On the flip side, Pawar has acquired a reputation of being untrustworthy. His motives for befriending someone or taking a particular decision are generally eyed with suspicion as there is always a nagging feeling that his moves are driven by a hidden agenda. After all, Pawar had walked out of the Congress in 1978 after breaking up with his political mentor Y.B.Chavan. He was brought back to the party by Rajiv Gandhi but was lost no time in pitching for the Prime Minister’s post after the Congress leader’s assassination in 1991. He was, however, outmaneuvered by the wily P.V.Narasimha Rao. He again lost to veteran leader Sitaram Kesari when he attempted to wrest the presidentship of the Congress party.
Realising that there was little possibility of his upward mobility in the Congress once Sonia Gandhi took over as party president, Pawar raised a banner of revolt in protest against her foreign origins. He was then shown the door. Pawar went on to form the NCP but he met with limited success in his home state and was forced to stitch up an alliance with the Congress in Maharashtra when neither party could muster enough numbers to form a government on its own. The two parties ran a coalition government for three terms. A chastened Pawar subsequently accepted the olive branch extended to him by Sonia Gandhi and joined the United Progressive Alliance in 2004. It proved to be a smart move as he was drafted as a agriculture minister when the Congress-led UPA won the 2004 Lok Sabha election.

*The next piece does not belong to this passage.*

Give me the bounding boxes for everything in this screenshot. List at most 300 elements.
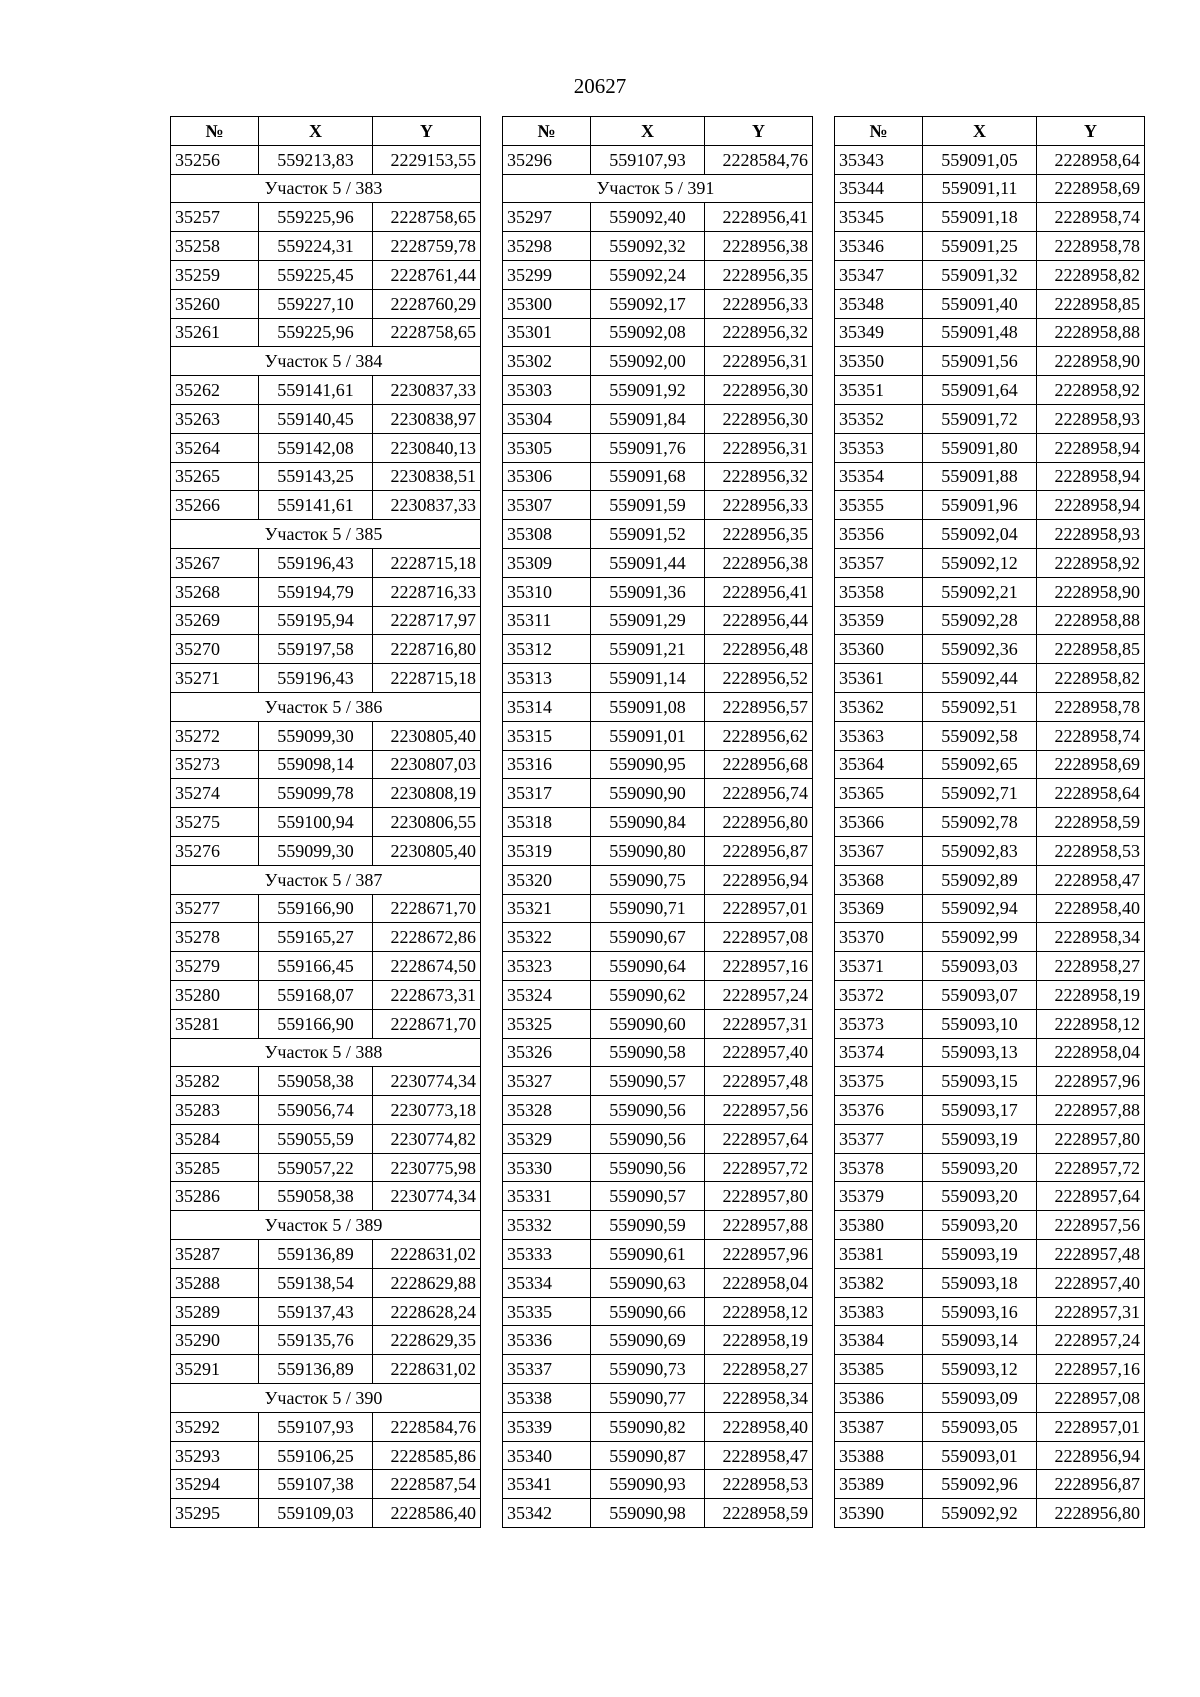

Lately, however, there appears to be an erosion in Pawar’s authority within his own party. This was evident when the NCP chief first announced in March that he would contest the Lok Sabha election but was pressured to make way for his grand-nephew following fierce infighting in the family. Pawar has denied rumours of any rift and has led a tireless campaign in the ongoing election in a bid to re-establish his authority within the party and to send out a message that he remains the NCP’s undisputed leader.
Despite Pawar’s best efforts, these developments have led to speculation that Pawar’s weakening grip over his family and party will make it difficult for him to pitch for the Prime Minister’s post. Conversely, there is also a view that his weakness may yet prove to be his strength.